Progesterone (P4) is an essential hormone that regulates the entire reproductive process. P4 has many target sites throughout the reproductive axis but two major sites of action include the ovary and the uterus. The ovary synthesizes and secretes P4 throughout the menstrual/estrous cycle with its levels increasing during pregnancy. P4 acts directly of the granulosa cells of the ovary to inhibit mitosis and apoptosis.
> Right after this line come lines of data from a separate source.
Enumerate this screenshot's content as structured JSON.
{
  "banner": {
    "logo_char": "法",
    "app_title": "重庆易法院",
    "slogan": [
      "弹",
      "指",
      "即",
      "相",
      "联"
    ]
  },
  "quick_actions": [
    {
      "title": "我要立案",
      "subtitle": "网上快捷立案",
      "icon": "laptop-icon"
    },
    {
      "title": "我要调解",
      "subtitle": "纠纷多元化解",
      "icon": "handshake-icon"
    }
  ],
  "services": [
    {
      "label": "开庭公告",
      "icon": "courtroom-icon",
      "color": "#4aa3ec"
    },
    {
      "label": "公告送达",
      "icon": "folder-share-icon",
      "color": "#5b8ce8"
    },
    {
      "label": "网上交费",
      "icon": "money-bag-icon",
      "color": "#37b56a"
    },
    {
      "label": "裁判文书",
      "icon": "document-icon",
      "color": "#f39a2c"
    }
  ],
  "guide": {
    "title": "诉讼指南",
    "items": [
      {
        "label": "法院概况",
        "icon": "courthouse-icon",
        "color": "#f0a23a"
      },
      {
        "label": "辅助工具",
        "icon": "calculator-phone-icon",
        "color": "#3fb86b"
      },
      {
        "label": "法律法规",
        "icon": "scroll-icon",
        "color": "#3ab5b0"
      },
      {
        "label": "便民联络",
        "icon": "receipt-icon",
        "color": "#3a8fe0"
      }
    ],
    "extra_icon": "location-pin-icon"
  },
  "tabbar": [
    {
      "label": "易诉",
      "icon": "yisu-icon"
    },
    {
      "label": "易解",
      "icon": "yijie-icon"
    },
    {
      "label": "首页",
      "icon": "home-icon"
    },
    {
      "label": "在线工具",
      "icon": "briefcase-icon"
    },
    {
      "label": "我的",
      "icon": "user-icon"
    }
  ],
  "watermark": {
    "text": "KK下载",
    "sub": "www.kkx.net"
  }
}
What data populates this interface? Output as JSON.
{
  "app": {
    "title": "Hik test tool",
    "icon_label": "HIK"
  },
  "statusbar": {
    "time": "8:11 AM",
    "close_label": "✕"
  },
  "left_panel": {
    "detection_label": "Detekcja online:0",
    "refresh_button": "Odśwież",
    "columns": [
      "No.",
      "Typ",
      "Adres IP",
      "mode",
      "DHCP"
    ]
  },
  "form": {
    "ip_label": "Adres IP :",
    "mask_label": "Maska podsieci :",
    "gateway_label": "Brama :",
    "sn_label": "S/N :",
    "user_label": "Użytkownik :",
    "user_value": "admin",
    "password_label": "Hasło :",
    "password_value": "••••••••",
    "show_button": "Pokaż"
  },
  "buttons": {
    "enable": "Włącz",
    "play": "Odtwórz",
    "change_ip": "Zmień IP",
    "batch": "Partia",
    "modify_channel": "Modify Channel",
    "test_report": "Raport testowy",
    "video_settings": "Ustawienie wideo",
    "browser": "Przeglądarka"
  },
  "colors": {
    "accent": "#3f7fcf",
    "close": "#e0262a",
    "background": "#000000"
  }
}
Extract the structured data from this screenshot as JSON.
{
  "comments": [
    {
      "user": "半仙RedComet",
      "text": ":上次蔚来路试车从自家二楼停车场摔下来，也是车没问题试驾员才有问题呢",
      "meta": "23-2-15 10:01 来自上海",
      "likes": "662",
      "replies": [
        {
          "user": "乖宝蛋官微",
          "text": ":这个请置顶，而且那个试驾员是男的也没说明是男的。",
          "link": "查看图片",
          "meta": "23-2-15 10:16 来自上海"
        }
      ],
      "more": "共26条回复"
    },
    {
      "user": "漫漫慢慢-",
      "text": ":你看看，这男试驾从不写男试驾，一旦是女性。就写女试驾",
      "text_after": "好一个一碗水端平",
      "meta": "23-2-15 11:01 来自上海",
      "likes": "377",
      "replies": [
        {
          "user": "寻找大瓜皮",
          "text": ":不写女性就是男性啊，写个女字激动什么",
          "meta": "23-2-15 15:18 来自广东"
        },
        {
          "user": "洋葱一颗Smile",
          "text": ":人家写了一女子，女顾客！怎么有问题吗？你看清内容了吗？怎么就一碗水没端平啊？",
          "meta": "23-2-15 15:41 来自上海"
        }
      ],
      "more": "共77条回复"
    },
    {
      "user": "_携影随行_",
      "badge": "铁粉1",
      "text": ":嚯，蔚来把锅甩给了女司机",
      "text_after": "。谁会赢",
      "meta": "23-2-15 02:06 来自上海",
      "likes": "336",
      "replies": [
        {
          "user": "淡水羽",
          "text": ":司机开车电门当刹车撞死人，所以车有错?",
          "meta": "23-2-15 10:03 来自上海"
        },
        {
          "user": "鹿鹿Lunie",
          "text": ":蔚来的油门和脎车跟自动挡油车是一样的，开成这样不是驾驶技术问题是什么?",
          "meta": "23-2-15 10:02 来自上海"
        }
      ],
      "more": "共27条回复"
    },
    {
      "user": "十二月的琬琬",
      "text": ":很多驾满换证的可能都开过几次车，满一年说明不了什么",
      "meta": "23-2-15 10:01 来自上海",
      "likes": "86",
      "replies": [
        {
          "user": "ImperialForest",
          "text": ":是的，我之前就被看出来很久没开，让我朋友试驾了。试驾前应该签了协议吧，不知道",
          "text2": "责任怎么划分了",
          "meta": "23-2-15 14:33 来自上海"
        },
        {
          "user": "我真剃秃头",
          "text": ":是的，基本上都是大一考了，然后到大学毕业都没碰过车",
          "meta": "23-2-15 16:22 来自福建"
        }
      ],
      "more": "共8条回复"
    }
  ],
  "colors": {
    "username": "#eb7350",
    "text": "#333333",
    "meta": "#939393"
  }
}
In addition, the P4 promotes the viability and steroidogenic potential of luteal cells and stimulates both its own secretion and cholesterol synthesis. Many of the actions of P4 within the ovary and uterus are mediated by classical nuclear P4 receptors (PGRs). However, not all of the actions of P4 can be explained by activation of PGRs, since a number of cell lines that do not express these receptors, as well as Pgr null mice, are able to respond to P4. Our recent in vitro studies of ovarian and uterine cells have revealed that some actions of P4 such as granulosa/luteal cell viability, P4 synthesis and uterine stromal cell differentiation are mediated in part through the P4 binding protein, Progesterone Receptor Membrane Component-1 (PGRMC1). Based on these in vitro data, we hypothesize that PGRMC1 plays essential roles in regulating ovarian and uterine function in vivo. In this grant we will directly test our hypothesis by generating a conditional knockout mouse in which PGRMC1 is specifically depleted within the granulosa/luteal cells of the ovary and the mesenchymal (stromal) tissue of the uterus (Specific Aim 1). We will then use the conditional PGRMC1 knockout mouse to monitor the effects of depleting PGRMC1 on 1) female fertility, 2) ovarian function (i.e. follicular growth, steroid synthesis and ovulation) and 3) uterine function (i.e. endometrial decidualization and embryo implantation) (Specific Aim 2).
In Specific Aim 3 we will isolate PGRMC1 binding proteins by immunoprecipitation using lysates of ovarian and uterine tissues and then using two- dimensional gel electrophoresis and subsequent proteomics to identify PGRMC1 binding partners. The successful completion of the proposed studies will provide compelling evident to support PGRMC1's role in female reproductive physiology. What is important about establishing PGRMC1 as a mediator of specific ovarian and uterine functions is that this will allow for the development of a new class of P4 antagonists and agonists. These putative PGRMC1 modulators would be completely different from the present-day PGR antagonists and would only interfere with the actions of P4 that are mediated via PGRMC1 and not the PGR. These putative PGRMC1 modulators could find application in the treatment of human fertility and potentially ovarian cancers, since PGRMC1 promotes the viability of these cancers.
Progesterone (P4) is an essential hormone that regulates the entire female reproductive process. Our recent in vitro studies of ovarian and uterine cells have revealed that some actions of P4 such as granulosa/luteal cell viability, P4 synthesis and uterine stromal cell differentiation are mediated in part through the P4 binding protein, Progesterone Receptor Membrane Component-1 (PGRMC1). In this grant we will conclusively determine the role of PGRMC1 by generating a conditional knockout mouse and then monitoring the effects of depleting PGRMC1 on 1) female fertility, 2) ovarian function and 3) uterine function. If successful, the proposed studies could lead to the development of a new class of P4 antagonists and agonists that could be used to treat human infertility and potentially ovarian and uterine cancers.